La présidente de la formation de jugement a dispensé la rapporteure publique, sur sa proposition, de prononcer des conclusions à l'audience.
Les parties ont été régulièrement averties du jour de l'audience.
Le rapport de Mme Saint-Macary a été entendu au cours de l'audience publique.
Considérant ce qui suit :
1. M. A..., ressortissant bangladais né le 9 février 1978 à Cumilla (Bangladesh), est entré en France le 17 mars 2022. Sa demande d'asile a été rejetée par une décision de
l'Office français de protection des réfugiés et apatrides du 15 novembre 2022, confirmée par la Cour nationale du droit d'asile le 7 avril 2023. Par un arrêté du 16 juin 2023, le préfet de l'Aube lui a fait obligation de quitter le territoire français dans un délai de trente jours et a fixé le pays de destination.
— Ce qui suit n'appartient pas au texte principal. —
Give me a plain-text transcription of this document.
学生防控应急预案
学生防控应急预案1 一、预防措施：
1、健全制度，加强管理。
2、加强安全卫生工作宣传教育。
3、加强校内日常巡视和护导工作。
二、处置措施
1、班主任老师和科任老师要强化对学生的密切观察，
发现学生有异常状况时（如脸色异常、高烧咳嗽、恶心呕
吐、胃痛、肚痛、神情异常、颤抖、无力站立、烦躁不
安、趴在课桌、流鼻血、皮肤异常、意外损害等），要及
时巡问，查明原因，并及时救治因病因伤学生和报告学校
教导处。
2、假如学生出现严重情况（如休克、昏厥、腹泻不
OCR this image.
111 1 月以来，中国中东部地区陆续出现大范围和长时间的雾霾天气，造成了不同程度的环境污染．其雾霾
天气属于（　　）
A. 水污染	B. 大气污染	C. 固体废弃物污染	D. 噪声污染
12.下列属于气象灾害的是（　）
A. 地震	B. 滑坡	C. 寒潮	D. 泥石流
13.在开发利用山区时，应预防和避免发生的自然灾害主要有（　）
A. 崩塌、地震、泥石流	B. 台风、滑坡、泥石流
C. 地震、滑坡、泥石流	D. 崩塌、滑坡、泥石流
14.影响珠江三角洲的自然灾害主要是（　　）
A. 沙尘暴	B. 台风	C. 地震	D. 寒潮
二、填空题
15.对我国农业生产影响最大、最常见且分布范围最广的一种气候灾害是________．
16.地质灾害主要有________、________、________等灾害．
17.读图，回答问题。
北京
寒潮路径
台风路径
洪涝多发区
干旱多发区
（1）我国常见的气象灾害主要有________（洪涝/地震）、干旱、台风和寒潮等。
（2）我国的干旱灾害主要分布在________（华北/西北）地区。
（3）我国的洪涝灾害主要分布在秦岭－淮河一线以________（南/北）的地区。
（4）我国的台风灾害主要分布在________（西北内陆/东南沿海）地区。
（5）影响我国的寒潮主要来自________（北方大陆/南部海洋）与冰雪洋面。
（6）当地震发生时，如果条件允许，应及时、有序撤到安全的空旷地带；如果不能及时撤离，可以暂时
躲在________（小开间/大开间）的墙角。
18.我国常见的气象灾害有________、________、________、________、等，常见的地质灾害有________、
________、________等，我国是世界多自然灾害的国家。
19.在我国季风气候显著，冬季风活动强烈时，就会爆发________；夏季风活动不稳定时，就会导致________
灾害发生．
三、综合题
M. A... relève appel du jugement par lequel la magistrate désignée par le président du tribunal administratif de Paris a rejeté sa demande d'annulation de cet arrêté.
2. En premier lieu, aux termes de l'article L. 613-1 du code de l'entrée et du séjour des étrangers et du droit d'asile : " La décision portant obligation de quitter le territoire français est motivée (...) ".
3. La décision contestée, qui n'avait pas à viser l'article 3-1 de la convention internationale relative aux droits de l'enfant, mentionne les éléments de fait propres à la situation personnelle de M. A... et vise les dispositions de l'article L. 611-1 4° du code de l'entrée et du séjour des étrangers et du droit d'asile dont elle fait application. Elle est, par suite, suffisamment motivée.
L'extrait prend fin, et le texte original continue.